Franklin Clark Fry, who was presiding bishop of our church during the 1960s, my theologically formative years, said:

“All that we Christians are called upon to do, all we can do, is to be an open watercourse for the divine love. We do not create any part of it; it would be an arrogant illusion to think that we did. We must not blockade it; if we did, we would be the adversaries, not the children, of God. We are simply to reflect it, back to God and out to God’s world. Our calling is to give it free flow.“

(c) Phil Hefner,  28 July 2019

One Response to “It isn’t supposed to be this way”

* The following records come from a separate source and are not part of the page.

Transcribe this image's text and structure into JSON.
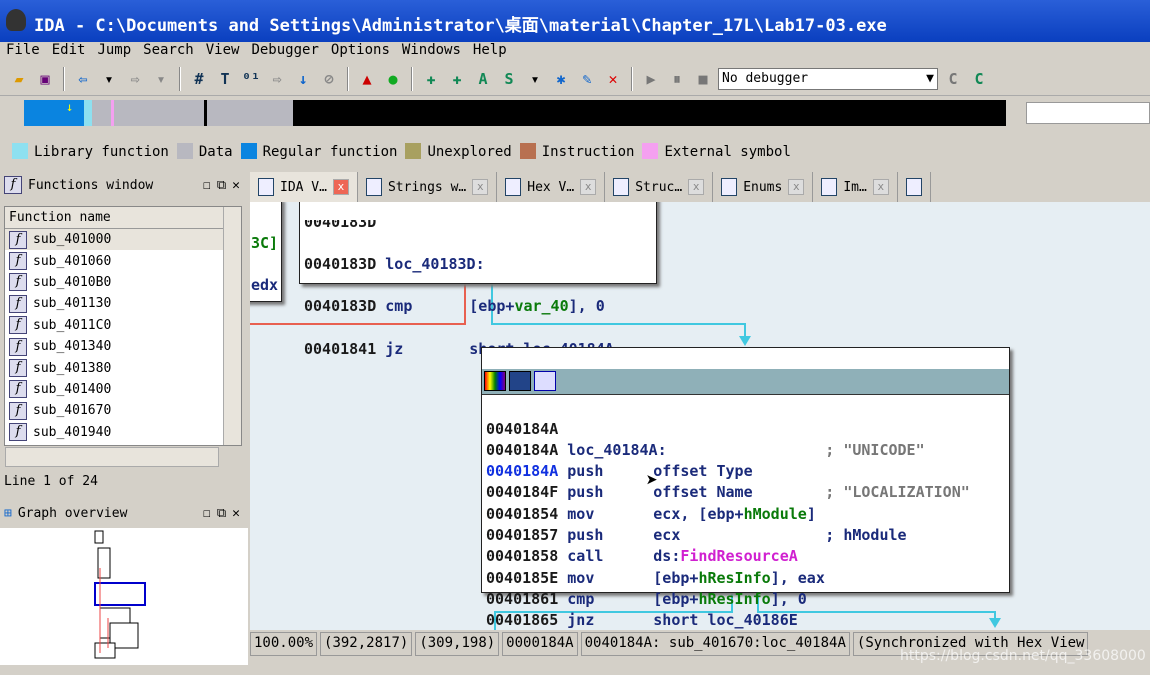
{
  "window": {
    "title": "IDA - C:\\Documents and Settings\\Administrator\\桌面\\material\\Chapter_17L\\Lab17-03.exe"
  },
  "menu": [
    "File",
    "Edit",
    "Jump",
    "Search",
    "View",
    "Debugger",
    "Options",
    "Windows",
    "Help"
  ],
  "toolbar": {
    "debugger_select": "No debugger"
  },
  "legend": [
    {
      "label": "Library function",
      "color": "#8ee0f0"
    },
    {
      "label": "Data",
      "color": "#b8b8c0"
    },
    {
      "label": "Regular function",
      "color": "#0a84e0"
    },
    {
      "label": "Unexplored",
      "color": "#a8a060"
    },
    {
      "label": "Instruction",
      "color": "#b87050"
    },
    {
      "label": "External symbol",
      "color": "#f4a0f0"
    }
  ],
  "tabs": [
    "IDA V…",
    "Strings w…",
    "Hex V…",
    "Struc…",
    "Enums",
    "Im…"
  ],
  "functions_window": {
    "title": "Functions window",
    "column": "Function name",
    "items": [
      "sub_401000",
      "sub_401060",
      "sub_4010B0",
      "sub_401130",
      "sub_4011C0",
      "sub_401340",
      "sub_401380",
      "sub_401400",
      "sub_401670",
      "sub_401940"
    ],
    "line_info": "Line 1 of 24"
  },
  "graph_overview": {
    "title": "Graph overview"
  },
  "block_top": {
    "lines": [
      {
        "addr": "0040183D",
        "text": "loc_40183D:"
      },
      {
        "addr": "0040183D",
        "mn": "cmp",
        "op": "[ebp+",
        "opv": "var_40",
        "op2": "], 0"
      },
      {
        "addr": "00401841",
        "mn": "jz",
        "op": "short loc_40184A"
      }
    ],
    "left_frag1": "3C]",
    "left_frag2": "edx"
  },
  "block_main": {
    "lines": [
      {
        "addr": "0040184A"
      },
      {
        "addr": "0040184A",
        "label": "loc_40184A:",
        "comment": "; \"UNICODE\""
      },
      {
        "addr": "0040184A",
        "mn": "push",
        "op": "offset Type"
      },
      {
        "addr": "0040184F",
        "mn": "push",
        "op": "offset Name",
        "comment": "; \"LOCALIZATION\""
      },
      {
        "addr": "00401854",
        "mn": "mov",
        "op": "ecx, [ebp+",
        "var": "hModule",
        "op2": "]"
      },
      {
        "addr": "00401857",
        "mn": "push",
        "op": "ecx",
        "comment": "; hModule"
      },
      {
        "addr": "00401858",
        "mn": "call",
        "op": "ds:",
        "api": "FindResourceA"
      },
      {
        "addr": "0040185E",
        "mn": "mov",
        "op": "[ebp+",
        "var": "hResInfo",
        "op2": "], eax"
      },
      {
        "addr": "00401861",
        "mn": "cmp",
        "op": "[ebp+",
        "var": "hResInfo",
        "op2": "], 0"
      },
      {
        "addr": "00401865",
        "mn": "jnz",
        "op": "short loc_40186E"
      }
    ]
  },
  "status": [
    "100.00%",
    "(392,2817)",
    "(309,198)",
    "0000184A",
    "0040184A: sub_401670:loc_40184A",
    "(Synchronized with Hex View"
  ],
  "watermark": "https://blog.csdn.net/qq_33608000"
}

  1. Liftthescreen July 30, 2019 at 8:46 pm #

    IT ISN’T SUPPOSED TO BE THIS WAY.” Arlene and I were in the Fisebu Parish of the Lutheran Church/Mission in Liberia, West Africa when the Peace Corps came. Liberia had several hundred village schools with few teachers. Some of the teachers had only an eighth grade education. The government agreed to receive 330 Peace Corps Volunteers (the largest group of Peace Corps in any country in the world). All those volunteers spoke American English. All had graduated from college (or had a minimum of two years). The Liberian teachers , all knew who were the parents of their students. If the student was the son of the town chief, he might get an ‘A’ from the teacher because the chief might help the teacher get a better house, or some other help. The Peace Corps Volunteers didn’t care. They received their housing from the Peace Corps, had their stipend; so if a student knew the material and had the right answer, he got an ‘A’. It did not matter to the PC teachers who his parents were.
    Students who experienced that situation for some of the 15 years the Peace Corps taught, learned to appreciate getting rewarded for what you did and not for ‘who knows you’. But when they graduated from high school or college and started working for the government, they discovered it was the old ‘Who-Knows-You’ system, and realized that “IT ISN’T SUPPOSED TO BE THIS WAY.” After President Tubman died and Vice president Tolbert became president, everyone expected change. BUT the same old system still prevailed. Enough people thought “IT ISN’T SUPPOSED TOBE THIS WAY” that when Tolbert was about to leave the country and they suspected that the students who had been arrested for starting the rice riots were going to be executed, a small group of soldiers shot Tolbert, and within a month all of Tolbert’s ministers who spoke only English were lined up on the beach and shot (only those ministers who came from a tribal back ground were left alive).

    In some ways you could blame the Peace Corps for the Liberian Civil War that happened, or you might just be reminded that all it takes for major change to take place is a majority to decide “IT ISN’T SUPPOSED TO BE THIS WAY.” People all over the world are learning that “IT ISN’T SUPPOSED TO BE THIS WAY.” Get ready to riots and maybe revolutions.